Eggrazie. Praticamente, il preside ti permette di regalare una giornata di stipendio allo Stato in segno di protesta senza creare disservizi alla scuola. Fantastico.
L’RSU dei Cobas, mi racconta la collega, pare più ingrato di quello della CGIL, di fronte a tanta delicatezza da parte della presidenza. Ho notizia di un suo vagare sopra e sotto per le scale che conducono agli alti uffici, nella speranza di fare ritirare la circolare che libera gli scioperanti dal lavoro. Senza esito: alle 2 il preside è a mangiare, alle 3 è fuori stanza, alle 4 chissà. E il povero Cobas, sempre più dimesso e con le spalle sempre più curve, macina scale e la circolare è sempre là. Pare, anzi, che il giorno dopo ne sia uscita una nuova, sempre per assicurare il minore disservizio possibile.
Dice la collega che, a questo punto, lei lo sciopero di domani non lo fa.

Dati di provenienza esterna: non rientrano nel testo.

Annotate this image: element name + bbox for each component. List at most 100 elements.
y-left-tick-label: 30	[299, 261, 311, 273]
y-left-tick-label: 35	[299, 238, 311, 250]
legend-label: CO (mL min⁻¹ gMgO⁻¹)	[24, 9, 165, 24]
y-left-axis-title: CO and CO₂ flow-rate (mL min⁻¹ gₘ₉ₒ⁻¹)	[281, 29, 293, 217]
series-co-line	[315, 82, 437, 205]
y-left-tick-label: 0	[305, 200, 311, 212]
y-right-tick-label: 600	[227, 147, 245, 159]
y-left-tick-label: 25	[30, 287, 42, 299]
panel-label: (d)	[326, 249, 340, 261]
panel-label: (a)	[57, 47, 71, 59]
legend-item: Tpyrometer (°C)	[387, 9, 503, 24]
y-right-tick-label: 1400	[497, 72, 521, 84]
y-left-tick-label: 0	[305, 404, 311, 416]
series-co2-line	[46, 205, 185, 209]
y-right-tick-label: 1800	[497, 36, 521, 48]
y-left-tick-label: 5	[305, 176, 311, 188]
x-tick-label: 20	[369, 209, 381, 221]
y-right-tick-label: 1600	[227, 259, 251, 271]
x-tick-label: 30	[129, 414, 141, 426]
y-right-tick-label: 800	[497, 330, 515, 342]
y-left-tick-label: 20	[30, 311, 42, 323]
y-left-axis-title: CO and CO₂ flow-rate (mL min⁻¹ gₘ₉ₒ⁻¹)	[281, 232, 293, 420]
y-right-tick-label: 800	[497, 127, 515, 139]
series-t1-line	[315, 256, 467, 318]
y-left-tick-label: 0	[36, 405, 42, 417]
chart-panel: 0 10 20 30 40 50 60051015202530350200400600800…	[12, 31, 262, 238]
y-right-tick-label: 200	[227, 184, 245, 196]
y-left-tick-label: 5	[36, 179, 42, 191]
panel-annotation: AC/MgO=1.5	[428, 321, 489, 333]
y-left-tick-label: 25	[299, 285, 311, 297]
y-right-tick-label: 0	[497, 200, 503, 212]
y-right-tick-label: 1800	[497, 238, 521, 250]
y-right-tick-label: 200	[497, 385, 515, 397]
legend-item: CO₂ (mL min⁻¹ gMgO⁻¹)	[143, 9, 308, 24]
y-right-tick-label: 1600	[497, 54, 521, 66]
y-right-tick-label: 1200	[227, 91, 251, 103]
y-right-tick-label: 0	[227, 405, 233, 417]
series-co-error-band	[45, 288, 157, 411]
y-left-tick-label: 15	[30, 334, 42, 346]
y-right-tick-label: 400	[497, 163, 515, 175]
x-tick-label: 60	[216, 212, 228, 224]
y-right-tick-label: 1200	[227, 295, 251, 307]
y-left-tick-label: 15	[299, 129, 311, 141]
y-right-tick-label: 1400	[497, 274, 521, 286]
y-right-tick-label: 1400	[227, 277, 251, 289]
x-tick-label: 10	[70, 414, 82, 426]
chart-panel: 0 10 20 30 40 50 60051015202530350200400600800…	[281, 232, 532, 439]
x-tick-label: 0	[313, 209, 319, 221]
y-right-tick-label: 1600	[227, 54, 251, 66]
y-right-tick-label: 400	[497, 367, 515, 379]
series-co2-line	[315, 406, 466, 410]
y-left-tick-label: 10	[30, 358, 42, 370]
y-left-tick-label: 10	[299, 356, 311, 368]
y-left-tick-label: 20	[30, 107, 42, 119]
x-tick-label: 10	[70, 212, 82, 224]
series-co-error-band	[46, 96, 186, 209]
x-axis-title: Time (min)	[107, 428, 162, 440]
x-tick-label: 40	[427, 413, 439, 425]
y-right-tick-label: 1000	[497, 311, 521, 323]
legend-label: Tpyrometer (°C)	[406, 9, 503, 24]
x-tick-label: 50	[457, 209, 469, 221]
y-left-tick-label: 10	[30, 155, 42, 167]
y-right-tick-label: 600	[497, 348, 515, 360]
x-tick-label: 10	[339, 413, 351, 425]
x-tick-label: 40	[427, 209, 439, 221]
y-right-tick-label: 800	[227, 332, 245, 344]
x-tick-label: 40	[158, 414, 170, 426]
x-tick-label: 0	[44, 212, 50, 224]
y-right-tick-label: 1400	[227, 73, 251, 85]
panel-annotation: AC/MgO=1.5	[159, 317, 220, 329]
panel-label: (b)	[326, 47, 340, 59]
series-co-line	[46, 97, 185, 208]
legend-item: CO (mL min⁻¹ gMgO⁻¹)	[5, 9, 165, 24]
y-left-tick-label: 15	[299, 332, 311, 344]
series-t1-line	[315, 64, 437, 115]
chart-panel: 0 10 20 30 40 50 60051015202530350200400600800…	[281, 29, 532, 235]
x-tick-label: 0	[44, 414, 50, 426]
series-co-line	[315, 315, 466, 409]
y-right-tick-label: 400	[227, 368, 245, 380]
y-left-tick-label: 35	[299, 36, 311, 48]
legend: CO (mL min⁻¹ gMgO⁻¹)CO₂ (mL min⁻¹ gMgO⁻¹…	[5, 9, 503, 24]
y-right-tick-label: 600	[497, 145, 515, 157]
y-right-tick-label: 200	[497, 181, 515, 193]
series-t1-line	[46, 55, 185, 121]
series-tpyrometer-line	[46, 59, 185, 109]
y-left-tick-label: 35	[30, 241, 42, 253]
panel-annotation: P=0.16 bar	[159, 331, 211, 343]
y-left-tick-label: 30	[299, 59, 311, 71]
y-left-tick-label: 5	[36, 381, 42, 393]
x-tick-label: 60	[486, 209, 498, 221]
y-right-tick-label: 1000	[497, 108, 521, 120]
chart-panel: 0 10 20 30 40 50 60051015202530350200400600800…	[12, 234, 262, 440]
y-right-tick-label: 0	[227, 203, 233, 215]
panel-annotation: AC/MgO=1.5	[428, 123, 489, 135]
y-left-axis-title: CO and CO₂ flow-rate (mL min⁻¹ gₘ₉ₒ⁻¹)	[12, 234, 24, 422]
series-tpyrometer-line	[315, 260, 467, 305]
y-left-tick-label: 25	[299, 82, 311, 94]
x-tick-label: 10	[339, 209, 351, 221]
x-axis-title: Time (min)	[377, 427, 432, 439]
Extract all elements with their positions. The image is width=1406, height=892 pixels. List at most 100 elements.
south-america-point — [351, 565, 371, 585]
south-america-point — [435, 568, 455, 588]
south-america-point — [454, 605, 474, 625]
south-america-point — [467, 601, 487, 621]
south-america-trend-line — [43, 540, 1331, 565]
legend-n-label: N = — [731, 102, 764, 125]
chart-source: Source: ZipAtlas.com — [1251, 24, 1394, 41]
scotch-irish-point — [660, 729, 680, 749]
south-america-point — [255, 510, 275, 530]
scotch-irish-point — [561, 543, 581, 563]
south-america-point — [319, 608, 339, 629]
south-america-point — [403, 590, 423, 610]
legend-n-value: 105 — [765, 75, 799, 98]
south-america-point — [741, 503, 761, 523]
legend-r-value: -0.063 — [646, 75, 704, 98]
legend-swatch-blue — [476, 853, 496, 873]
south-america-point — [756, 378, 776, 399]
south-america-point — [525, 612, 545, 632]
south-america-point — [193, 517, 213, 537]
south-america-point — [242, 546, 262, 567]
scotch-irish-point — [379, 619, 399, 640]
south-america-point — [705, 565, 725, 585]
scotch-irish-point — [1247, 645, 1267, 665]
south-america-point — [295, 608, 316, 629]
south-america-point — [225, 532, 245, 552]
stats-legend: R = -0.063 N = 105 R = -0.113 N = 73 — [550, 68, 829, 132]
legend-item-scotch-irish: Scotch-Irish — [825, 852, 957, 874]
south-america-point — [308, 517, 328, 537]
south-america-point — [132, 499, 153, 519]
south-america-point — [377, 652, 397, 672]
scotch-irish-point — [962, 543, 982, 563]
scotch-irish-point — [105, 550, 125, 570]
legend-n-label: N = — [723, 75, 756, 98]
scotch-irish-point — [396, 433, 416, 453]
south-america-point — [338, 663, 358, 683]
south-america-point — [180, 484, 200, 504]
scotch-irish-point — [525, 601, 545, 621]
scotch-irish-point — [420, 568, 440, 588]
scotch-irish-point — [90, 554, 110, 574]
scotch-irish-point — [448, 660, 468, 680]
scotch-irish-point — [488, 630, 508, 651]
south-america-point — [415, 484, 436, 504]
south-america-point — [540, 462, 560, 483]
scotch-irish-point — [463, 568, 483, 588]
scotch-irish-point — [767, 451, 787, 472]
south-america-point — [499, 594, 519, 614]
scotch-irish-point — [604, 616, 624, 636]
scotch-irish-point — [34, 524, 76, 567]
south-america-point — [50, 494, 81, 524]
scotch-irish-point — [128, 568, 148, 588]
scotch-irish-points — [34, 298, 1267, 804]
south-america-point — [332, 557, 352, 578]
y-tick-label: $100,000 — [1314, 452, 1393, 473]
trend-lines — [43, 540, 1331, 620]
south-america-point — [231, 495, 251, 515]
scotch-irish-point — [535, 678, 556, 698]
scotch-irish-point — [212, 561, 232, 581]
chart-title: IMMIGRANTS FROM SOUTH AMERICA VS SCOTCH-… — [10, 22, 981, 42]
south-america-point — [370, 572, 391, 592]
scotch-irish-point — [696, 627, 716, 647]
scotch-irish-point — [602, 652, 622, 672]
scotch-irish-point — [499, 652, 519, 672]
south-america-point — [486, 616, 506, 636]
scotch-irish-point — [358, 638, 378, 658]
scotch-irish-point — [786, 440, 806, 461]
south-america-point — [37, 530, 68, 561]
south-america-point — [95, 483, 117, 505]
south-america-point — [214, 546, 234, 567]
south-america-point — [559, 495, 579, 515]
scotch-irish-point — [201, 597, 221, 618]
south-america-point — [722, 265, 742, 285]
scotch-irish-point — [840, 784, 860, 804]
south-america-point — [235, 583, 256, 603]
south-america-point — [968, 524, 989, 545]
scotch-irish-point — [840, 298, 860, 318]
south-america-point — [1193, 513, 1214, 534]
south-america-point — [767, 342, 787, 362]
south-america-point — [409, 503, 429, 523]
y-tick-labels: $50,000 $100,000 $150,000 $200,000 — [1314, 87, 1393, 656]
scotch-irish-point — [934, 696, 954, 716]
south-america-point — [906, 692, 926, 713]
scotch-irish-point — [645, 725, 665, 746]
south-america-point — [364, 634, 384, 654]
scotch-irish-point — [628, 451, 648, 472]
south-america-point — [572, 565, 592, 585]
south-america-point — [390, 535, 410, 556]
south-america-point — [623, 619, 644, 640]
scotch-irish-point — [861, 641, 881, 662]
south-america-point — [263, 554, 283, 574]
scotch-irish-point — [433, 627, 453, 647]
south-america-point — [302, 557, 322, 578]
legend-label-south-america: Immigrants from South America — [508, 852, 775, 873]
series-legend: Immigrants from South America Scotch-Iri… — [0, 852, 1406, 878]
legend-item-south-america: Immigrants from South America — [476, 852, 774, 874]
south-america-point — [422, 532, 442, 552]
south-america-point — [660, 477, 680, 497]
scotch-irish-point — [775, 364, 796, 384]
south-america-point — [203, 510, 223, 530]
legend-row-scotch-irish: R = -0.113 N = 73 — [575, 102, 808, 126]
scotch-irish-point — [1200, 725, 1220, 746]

Che se deve regalare dei soldi a Brunetta, preferisce averli tutti in monetine e tirarglieli direttamente in testa. Farseli scalare dallo stipendio in questo modo le pare eccessivo.
Perché, insomma, i diritti dei lavoratori andrebbero difesi innanzitutto sul proprio posto di lavoro. Se un’intera scuola si riassume nelle rampe di scale macinate a vuoto dal dimesso RSU mentre i colleghi mugugnano, sì, ma sempre a bassa voce, portare la stessa scuola a fare la scimmietta ammaestrata col cartello anti-Gelmini – assieme al visto buono del Dirigente Scolastico – davanti a una telecamera non ha grandissimo senso. Non lo intacchi, il sopruso lontano, se non sai prima fare i conti con quello che hai sotto il naso.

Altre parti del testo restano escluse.